Filming of hit show to return to Mill

FILMING of the hit HBO series, Game of Thrones, will return to Banbridge for a third season.

The hit show, which can currently be seen in the UK on Sky Atlantic, will be shot at the old Ballievey Linen Mill.

Screen NI - who confirmed the news following an announcement by the President of HBO Programming, Michael Lombardo - were unable to disclose when filming would begin on the third season. Rumours are rife that it will begin in June and last for nine months.

“Series creators David Benioff and D.B. Weiss raised our expectations for the second season – and then surpassed them,” said Mr Lombardo. “We are thrilled by all the viewer and media support we’ve received for the series, and can’t wait to see what Dan and David have in store for next season.”

Filming of the series has received funding from the Northern Ireland Screen fund supported by Invest NI and part funded by the European Regional Development Fund. It will also shoot in the Paint Hall film studio and the new sound stages in Belfast as well as various locations in Northern Ireland.

Based on the bestselling fantasy book series by George R.R. Martin, Game of Thrones is an epic drama set in the world of Westeros, where ambitious men and women of both honor and ill-repute live in a land whose summers and winters can last years. The Emmy and Golden Globe winning fantasy series began its 10-episode second season on Sky Atlantic recently.
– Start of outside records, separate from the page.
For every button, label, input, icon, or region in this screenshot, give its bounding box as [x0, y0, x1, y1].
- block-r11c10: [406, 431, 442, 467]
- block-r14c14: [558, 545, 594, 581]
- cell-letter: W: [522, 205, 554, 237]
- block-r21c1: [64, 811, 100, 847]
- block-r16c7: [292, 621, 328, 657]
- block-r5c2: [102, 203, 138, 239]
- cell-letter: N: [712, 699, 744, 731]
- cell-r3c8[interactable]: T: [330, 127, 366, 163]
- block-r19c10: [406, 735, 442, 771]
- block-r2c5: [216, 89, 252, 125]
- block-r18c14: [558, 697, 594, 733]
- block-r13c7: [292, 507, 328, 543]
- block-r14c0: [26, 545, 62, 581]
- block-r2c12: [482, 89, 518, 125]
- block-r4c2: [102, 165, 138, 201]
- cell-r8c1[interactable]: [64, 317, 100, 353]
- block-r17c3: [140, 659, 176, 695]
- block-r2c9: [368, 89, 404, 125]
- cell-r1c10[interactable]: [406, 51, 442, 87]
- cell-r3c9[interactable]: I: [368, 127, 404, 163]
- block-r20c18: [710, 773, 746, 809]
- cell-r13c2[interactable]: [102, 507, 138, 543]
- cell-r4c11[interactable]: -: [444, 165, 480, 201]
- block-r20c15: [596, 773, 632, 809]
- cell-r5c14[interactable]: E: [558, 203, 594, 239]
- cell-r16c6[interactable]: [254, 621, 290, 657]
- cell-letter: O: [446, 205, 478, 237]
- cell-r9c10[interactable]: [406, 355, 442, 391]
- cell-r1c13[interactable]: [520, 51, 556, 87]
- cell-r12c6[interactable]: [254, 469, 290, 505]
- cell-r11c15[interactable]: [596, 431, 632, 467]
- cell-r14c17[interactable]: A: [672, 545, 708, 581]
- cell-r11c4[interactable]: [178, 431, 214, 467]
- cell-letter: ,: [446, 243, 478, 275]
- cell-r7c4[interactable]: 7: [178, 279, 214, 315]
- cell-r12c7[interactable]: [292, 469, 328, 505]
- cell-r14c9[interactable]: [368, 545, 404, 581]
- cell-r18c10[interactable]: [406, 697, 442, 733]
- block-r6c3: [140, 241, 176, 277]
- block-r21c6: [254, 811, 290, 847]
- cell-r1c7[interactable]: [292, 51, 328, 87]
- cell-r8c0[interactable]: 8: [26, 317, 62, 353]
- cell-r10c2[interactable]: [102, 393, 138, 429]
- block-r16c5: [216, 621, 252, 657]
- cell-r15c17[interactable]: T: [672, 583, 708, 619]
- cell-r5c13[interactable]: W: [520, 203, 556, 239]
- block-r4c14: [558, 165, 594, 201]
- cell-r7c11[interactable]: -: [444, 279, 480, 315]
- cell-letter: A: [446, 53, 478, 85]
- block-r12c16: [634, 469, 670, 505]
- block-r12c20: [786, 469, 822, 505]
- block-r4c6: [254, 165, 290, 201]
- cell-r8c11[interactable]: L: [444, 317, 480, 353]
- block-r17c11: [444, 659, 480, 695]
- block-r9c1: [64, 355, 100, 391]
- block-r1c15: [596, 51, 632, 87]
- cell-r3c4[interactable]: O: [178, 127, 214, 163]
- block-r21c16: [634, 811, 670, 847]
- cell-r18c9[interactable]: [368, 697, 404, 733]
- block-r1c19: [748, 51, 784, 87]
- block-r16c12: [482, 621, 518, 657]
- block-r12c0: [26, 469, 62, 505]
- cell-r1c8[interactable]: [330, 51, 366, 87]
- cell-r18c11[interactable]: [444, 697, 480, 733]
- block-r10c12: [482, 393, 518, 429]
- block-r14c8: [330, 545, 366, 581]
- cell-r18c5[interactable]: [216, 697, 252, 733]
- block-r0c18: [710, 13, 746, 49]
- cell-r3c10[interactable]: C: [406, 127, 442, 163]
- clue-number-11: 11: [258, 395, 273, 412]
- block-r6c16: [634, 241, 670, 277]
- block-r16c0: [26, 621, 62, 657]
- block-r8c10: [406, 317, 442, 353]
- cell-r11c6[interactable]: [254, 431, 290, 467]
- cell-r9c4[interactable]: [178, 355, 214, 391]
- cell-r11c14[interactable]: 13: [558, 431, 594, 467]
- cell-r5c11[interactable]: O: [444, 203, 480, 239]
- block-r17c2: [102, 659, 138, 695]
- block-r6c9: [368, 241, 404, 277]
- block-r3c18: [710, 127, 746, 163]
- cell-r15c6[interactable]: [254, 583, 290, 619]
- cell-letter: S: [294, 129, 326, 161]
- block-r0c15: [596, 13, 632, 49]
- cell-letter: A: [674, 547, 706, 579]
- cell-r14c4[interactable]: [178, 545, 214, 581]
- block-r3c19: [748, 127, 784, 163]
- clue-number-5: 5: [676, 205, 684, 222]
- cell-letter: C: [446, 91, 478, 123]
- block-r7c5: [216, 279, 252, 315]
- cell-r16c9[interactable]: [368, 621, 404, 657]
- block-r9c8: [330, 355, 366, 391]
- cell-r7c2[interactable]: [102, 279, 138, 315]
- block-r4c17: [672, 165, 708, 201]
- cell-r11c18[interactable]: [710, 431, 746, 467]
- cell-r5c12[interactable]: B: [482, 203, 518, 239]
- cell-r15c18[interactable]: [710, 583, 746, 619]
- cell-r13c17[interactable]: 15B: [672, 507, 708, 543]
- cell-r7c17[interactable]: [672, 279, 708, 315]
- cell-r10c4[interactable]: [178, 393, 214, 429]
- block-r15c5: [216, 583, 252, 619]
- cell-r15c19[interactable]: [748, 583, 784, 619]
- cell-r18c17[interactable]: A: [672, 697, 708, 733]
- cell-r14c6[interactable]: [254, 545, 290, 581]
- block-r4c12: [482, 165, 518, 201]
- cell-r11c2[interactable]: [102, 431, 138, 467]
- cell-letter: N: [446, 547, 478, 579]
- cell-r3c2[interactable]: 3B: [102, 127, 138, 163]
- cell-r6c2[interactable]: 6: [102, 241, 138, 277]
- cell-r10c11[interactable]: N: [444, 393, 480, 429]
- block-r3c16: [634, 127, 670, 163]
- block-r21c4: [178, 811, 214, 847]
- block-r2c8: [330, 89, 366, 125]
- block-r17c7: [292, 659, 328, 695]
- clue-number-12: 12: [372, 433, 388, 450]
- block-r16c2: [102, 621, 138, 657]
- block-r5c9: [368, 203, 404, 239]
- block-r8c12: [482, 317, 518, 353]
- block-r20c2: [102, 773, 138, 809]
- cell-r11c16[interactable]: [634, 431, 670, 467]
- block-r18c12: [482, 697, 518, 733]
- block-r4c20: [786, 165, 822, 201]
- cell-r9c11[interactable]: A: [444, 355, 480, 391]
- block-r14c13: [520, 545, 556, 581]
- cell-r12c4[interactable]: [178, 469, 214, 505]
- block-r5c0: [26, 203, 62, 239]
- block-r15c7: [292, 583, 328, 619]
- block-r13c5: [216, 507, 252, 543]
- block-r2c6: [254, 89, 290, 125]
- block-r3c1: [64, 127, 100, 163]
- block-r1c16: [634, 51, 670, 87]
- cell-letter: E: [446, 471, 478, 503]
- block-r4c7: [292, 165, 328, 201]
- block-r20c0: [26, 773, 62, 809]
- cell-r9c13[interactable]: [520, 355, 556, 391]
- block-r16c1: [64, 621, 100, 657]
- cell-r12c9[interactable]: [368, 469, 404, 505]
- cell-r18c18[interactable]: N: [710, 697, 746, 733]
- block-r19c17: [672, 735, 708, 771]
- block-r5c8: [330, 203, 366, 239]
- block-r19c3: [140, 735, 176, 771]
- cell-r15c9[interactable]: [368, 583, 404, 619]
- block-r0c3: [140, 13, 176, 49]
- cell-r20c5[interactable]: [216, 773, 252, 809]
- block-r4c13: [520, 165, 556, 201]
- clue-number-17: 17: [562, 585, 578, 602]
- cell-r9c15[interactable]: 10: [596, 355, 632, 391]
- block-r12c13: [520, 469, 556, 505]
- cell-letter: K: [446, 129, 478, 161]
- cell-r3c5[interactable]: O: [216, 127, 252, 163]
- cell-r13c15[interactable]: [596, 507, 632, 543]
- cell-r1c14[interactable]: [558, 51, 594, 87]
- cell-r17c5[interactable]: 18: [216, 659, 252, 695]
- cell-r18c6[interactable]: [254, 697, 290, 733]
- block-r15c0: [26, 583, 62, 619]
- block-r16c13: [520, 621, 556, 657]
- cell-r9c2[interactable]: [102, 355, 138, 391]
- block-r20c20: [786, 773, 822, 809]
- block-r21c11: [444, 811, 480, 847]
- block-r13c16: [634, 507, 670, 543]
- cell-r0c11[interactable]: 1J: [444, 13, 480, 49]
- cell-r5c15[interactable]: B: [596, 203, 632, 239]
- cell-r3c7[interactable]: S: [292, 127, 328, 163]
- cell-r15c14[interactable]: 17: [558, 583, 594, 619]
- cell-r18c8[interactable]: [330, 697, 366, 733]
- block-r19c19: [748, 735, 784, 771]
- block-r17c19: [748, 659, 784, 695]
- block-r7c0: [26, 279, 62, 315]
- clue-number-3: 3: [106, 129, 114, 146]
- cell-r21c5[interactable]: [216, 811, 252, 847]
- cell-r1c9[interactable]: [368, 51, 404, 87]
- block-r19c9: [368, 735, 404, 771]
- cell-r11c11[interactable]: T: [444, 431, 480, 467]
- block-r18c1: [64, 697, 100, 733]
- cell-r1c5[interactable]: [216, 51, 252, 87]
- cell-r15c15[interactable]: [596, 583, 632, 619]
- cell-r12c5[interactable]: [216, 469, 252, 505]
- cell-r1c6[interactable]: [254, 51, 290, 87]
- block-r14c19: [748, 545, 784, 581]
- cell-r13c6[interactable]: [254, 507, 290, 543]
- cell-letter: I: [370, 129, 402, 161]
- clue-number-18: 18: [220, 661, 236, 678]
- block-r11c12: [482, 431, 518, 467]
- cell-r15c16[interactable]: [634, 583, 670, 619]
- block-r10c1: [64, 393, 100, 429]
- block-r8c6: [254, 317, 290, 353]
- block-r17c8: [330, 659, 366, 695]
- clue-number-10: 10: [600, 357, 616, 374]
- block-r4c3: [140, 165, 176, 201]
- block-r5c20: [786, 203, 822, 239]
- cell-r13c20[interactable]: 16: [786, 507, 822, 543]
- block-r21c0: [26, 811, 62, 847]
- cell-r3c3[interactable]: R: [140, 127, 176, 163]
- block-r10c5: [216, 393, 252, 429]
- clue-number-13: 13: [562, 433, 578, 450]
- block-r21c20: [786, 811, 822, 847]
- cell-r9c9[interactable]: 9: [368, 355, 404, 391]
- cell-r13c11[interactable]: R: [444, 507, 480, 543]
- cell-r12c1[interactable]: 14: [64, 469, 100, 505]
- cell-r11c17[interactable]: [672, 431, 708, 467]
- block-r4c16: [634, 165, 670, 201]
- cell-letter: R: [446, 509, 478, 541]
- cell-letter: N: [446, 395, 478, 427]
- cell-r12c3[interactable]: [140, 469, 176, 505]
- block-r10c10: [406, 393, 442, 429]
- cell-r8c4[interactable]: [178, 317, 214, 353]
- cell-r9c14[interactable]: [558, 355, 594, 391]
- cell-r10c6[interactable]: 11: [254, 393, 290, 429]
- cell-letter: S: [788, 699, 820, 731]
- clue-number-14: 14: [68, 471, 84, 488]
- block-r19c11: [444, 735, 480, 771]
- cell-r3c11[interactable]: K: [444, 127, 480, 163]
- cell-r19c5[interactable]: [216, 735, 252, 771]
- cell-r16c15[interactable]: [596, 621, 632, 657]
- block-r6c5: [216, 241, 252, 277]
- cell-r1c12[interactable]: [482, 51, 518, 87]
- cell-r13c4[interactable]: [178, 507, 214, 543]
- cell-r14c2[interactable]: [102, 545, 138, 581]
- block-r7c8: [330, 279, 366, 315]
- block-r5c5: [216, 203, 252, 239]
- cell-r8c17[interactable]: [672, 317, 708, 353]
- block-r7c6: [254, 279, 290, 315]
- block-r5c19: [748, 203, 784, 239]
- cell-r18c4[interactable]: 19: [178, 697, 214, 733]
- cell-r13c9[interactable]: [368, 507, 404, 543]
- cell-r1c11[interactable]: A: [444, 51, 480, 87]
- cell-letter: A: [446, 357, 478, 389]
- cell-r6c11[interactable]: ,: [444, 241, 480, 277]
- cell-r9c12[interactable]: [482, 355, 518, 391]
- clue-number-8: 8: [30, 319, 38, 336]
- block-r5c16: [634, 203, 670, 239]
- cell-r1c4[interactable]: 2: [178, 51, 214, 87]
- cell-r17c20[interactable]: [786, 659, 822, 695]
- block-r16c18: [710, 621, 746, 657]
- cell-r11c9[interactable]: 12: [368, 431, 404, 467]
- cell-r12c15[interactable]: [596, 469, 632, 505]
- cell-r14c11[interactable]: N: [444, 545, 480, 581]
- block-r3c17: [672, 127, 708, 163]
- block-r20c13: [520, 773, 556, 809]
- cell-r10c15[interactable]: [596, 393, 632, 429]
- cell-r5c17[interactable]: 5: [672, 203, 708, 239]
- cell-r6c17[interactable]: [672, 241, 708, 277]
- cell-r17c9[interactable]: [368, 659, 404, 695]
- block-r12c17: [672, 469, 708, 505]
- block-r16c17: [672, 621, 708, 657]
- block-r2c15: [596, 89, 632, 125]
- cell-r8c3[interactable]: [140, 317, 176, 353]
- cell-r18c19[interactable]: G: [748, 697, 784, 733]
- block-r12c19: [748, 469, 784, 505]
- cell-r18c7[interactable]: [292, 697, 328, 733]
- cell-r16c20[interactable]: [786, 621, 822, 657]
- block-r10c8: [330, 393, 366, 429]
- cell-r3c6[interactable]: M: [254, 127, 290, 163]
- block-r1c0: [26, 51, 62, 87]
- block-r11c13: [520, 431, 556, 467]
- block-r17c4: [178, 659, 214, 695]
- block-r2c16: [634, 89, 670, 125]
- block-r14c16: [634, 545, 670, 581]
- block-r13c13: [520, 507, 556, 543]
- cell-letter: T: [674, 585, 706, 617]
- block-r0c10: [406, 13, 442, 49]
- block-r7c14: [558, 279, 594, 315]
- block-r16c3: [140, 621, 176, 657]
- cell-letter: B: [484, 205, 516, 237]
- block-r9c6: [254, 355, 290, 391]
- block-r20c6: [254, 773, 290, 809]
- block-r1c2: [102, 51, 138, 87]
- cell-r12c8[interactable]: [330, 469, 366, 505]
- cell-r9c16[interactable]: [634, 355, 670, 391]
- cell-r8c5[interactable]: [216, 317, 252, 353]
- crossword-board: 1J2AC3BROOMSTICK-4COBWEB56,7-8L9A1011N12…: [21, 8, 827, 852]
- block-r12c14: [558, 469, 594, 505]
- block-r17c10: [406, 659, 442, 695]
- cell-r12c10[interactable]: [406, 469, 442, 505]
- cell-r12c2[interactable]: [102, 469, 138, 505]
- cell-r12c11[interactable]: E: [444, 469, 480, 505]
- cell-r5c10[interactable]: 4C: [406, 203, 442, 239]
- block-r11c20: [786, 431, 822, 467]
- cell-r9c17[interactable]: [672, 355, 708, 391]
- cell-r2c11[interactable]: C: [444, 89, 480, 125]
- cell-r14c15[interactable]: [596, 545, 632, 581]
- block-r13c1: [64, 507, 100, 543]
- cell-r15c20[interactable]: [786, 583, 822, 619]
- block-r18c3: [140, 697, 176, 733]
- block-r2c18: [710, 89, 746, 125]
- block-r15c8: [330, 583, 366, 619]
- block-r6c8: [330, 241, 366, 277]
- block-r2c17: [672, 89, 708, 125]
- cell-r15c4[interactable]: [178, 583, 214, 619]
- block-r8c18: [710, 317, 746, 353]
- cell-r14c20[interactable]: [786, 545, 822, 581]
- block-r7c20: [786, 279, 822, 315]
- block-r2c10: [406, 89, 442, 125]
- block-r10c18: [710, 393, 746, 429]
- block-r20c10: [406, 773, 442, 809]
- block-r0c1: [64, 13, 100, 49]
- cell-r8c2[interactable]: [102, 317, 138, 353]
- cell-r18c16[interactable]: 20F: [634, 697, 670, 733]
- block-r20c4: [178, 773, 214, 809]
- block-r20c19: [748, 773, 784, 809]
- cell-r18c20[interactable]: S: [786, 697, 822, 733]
The second series has received early critical praise, with Newsday calling it “the best show on television,” while the Los Angeles Times termed the series “a cinematic feast” and “masterful.” The Wall Street Journal hailed the show as “magnificent” and USA Today called it “near perfection.”

The show is massive in the United States and according to early data, Game of Thrones’ season two premiere has already accumulated a gross audience of 8.3 million viewers, and is on track to easily surpass the season one average of 9.3 million viewers.

Following the first series First Minister Peter Robinson said the show had helped to create around 800 jobs in Northern Ireland. Mr Robinson told the Assembly it was a mistake to think such projects only provide work for actors.

“People often look at creative industries and they’ll see a film or TV series being made and they’ll think that’s 20, 30, or 40 actors.

“In actual fact in this present project probably about 800 individuals have been employed at some stage or another.”